For those of you attending PDC09 or SC09 next week, we’re excited that we’ll be showcasing DryadLINQ, a project from Microsoft Research that runs LINQ queries on an HPC Server cluster. Instead of just using an IEnumerable, DryadLINQ provides a PartitionedTable entity that represents data partitioned across the nodes of the cluster. You can create a PartitionedTable from any IEnumerable, or you can preload the data onto the cluster manually. When you write a LINQ expression on a PartitionedTable, that expression is parsed and shipped to the cluster, which executes the expression in a distributed fashion. The Dryad execution infrastructure running on HPC Server and targeted by DryadLINQ handles the communication amongst the cluster nodes, deals with data partitioning, ensures proper aggregation, and so forth. The cluster nodes themselves run PLINQ in order to fully utilize as many cores as are available in the machine in order to achieve maximum speedup locally. Results can be streamed back into your program, or you can have them saved back into another partitioned table on the cluster to be reused by a subsequent query or manually at a later time.

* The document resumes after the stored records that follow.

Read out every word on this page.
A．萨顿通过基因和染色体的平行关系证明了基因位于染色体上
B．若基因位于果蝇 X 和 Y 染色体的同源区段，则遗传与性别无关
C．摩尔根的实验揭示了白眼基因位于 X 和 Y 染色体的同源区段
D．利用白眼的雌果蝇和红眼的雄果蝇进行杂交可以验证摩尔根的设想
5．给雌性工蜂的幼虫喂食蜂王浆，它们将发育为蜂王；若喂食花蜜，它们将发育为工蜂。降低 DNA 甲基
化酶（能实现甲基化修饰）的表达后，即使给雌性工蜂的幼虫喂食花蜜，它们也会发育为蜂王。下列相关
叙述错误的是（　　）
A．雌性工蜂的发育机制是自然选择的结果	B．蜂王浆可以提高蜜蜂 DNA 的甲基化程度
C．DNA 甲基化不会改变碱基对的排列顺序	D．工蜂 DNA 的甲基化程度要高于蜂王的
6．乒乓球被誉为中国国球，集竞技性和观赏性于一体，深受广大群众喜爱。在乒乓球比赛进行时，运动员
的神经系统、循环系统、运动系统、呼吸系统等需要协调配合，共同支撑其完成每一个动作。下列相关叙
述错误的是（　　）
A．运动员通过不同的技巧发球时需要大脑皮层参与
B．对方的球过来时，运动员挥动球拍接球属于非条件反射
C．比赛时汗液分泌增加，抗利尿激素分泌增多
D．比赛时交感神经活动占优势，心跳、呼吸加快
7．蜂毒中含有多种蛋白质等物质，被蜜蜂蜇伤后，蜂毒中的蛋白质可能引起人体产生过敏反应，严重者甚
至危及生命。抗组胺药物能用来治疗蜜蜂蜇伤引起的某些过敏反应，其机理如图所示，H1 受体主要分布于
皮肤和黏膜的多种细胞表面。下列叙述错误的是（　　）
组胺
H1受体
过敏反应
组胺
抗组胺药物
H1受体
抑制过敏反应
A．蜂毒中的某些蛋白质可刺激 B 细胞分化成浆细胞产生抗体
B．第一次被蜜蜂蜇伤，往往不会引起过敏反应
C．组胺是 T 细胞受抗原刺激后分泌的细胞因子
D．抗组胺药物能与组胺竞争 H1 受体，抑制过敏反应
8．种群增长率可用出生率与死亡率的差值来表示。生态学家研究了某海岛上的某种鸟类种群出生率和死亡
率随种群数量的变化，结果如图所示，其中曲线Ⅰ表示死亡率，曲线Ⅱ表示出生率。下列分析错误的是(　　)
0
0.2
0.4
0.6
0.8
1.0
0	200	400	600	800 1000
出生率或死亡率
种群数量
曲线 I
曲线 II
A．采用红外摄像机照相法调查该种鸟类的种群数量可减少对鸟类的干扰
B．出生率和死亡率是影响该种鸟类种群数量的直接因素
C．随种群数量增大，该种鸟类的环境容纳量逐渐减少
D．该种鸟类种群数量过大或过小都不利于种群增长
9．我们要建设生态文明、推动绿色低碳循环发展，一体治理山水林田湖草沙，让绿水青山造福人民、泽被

Here’s an example of using DryadLINQ to implement the core of the PageRank algorithm:

public static IQueryable<Rank> Step(
    IQueryable<Page> pages, IQueryable<Rank> ranks)
{
    // Join pages with ranks, and disperse updates.
    var updates = from page in pages
                         join rank in ranks on page.name equals rank.name
                         select page.Disperse(rank);

    // Re-accumulate.
    return from list in updates
              from rank in list
              group rank.rank by rank.name into g
              select new Rank(g.Key, g.Sum());
}
…
var pages = PartitionedTable.Get<Page>(“pages.pt”);
var ranks = pages.Select(page => new Rank(page.name, 1.0));
ranks = Step(pages, ranks);
ranks.ToPartitionedTable<Rank>(“ranks.pt”);

As you can see, the actual algorithm is just a standard LINQ query and could run as well on a single machine (also in parallel if you used PLINQ’s AsParallel operator). However, as the data source is a PartitionedTable loaded from the cluster, this query will run now in a distributed fashion utilizing the remote environment, and all with very little additional effort.

If you’ll be at PDC09, we encourage you to go to John Vert’s presentation on DryadLINQ (currently scheduled in room 515A on Tuesday at 3:00 PM). If you’ll be attending SC09, come visit us at the Microsoft Exhibitor Booth for live demos, more details, and conversations about scenarios. Dryad and DryadLINQ are currently research projects, and we’d love any feedback you may have.

See you all soon!